UCLA professors elected to National Academy of Engineering

Two UCLA professors were recently elected to lend their engineering expertise to government officials on issues of science and technology.

Chandrashekhar Joshi, an electrical engineering professor and Alan Willson, a professor emeritus in electrical engineering, were among the 67 new members elected to the National Academy of Engineering this year. The academy is an institution in which members give their expert opinions to government leaders, said Randy Atkins, a senior program officer at the academy.

In order to be elected to the academy, an engineer’s contributions must have a fundamental impact on society or the engineering field, said Frank Chang, distinguished professor and chairman of the electrical engineering department, who was elected to the academy in 2008.

Both Willson and Joshi said they were honored to find out that they were elected.

“It’s a very high honor,” Joshi said. “It’s not that you lobby to be a member. You can have an inkling that you’re being considered, but you don’t really know.”

Chang said it is very uncommon for any university or department to have more than one faculty member elected to the academy in one year.

“It’s lucky to get both of them elected in the same year,” Chang said. “Usually if (UCLA) gets one, we get very happy.”

Alan Willson

Willson’s research involves developing new methods to enhance digital signals, which are used in computers, cell phones and CD players.

When he came to UCLA 40 years ago, he created the first course on digital signal processing, which involves converting continuous signals, such as the sound of someone speaking, into sequences of numbers that can be recognized by a computer.

Willson first discovered his passion for computer science 57 years ago when he learned how to write computer programs at a railroad company in Baltimore on a Datamatic 1000, a computer that took up almost 1,000 square feet.

“I could see that there were lots of opportunities to do things that were of value,” Willson said. “It was clear that the world was becoming digital.”

Willson has also been involved in digital filtering, a process that separates the background frequencies in digital signals. It can be used to more efficiently measure electrical activity of the heart.

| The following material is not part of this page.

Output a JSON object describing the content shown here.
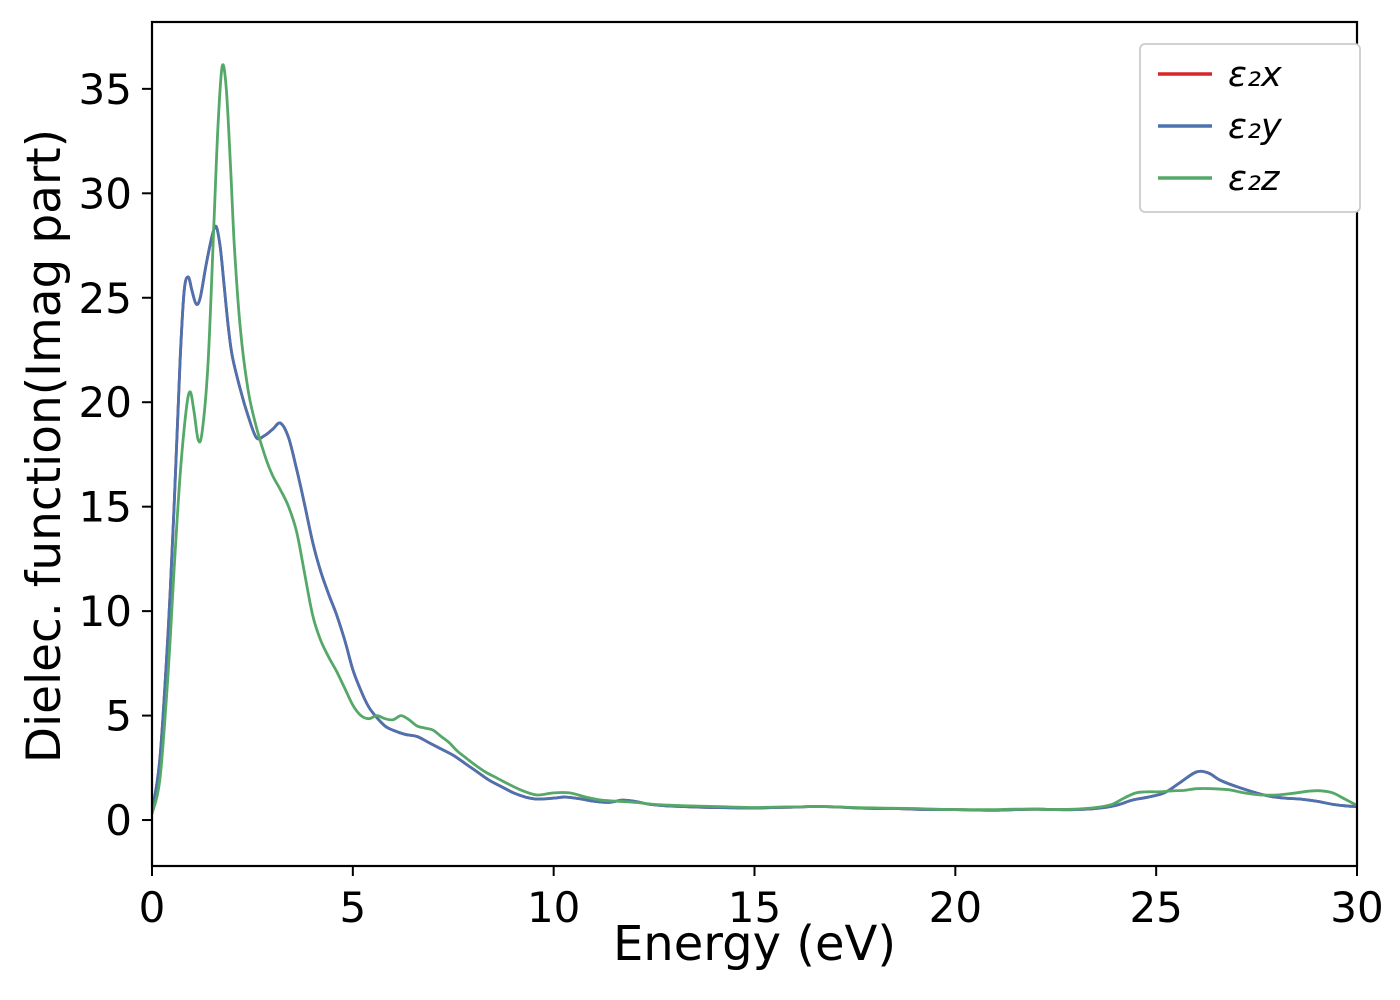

Chang said Willson was one of the first engineers to teach and study the processing of analog signals to digital signals.

“Professor Willson is one of the pioneer scientists in this area. He’s the first one to start courses at research universities,” Chang said. “He found cost-effective and efficient ways to digitize an analog signal into a digital format so that computers can read it.”

Chandrashekhar Joshi

Joshi spends his time trying to perfect a method of viewing extremely small pieces of matter that are a fraction of the size of a proton.

In 1984, Joshi was the first person to develop an experimental program to create a plasma accelerator, which can accelerate electrons using waves produced in ionized gas. By accelerating electrons in the device, researchers were able to view extremely small matter.

When Joshi and his colleagues first performed the experiment that accelerated electrons using the plasma accelerator, many of his colleagues did not believe it would work. They finally believed the project was successful when they saw that the image of the electron paths were what Joshi and his team predicted. Joshi bought his colleagues and students milkshakes to celebrate the triumph.

“There have been many moments of sheer joy,” Joshi said. “Because when you do research like this, it is really like nature revealing herself to you.”

By increasing the energy of the accelerated electrons, the plasma accelerator can allow scientists to view extremely small particles using a smaller, more affordable machine.

“We proposed (the plasma accelerator) and started it here at UCLA. From here, the effort has spread worldwide,” Joshi said.

Joshi and his colleagues are now working on increasing the energy of the electrons so the plasma accelerator will be able to perform state-of-the-art experiments to study the structure of matter.

“In all these large and complex scientific problems, a human lifetime is the time scale,” Joshi said.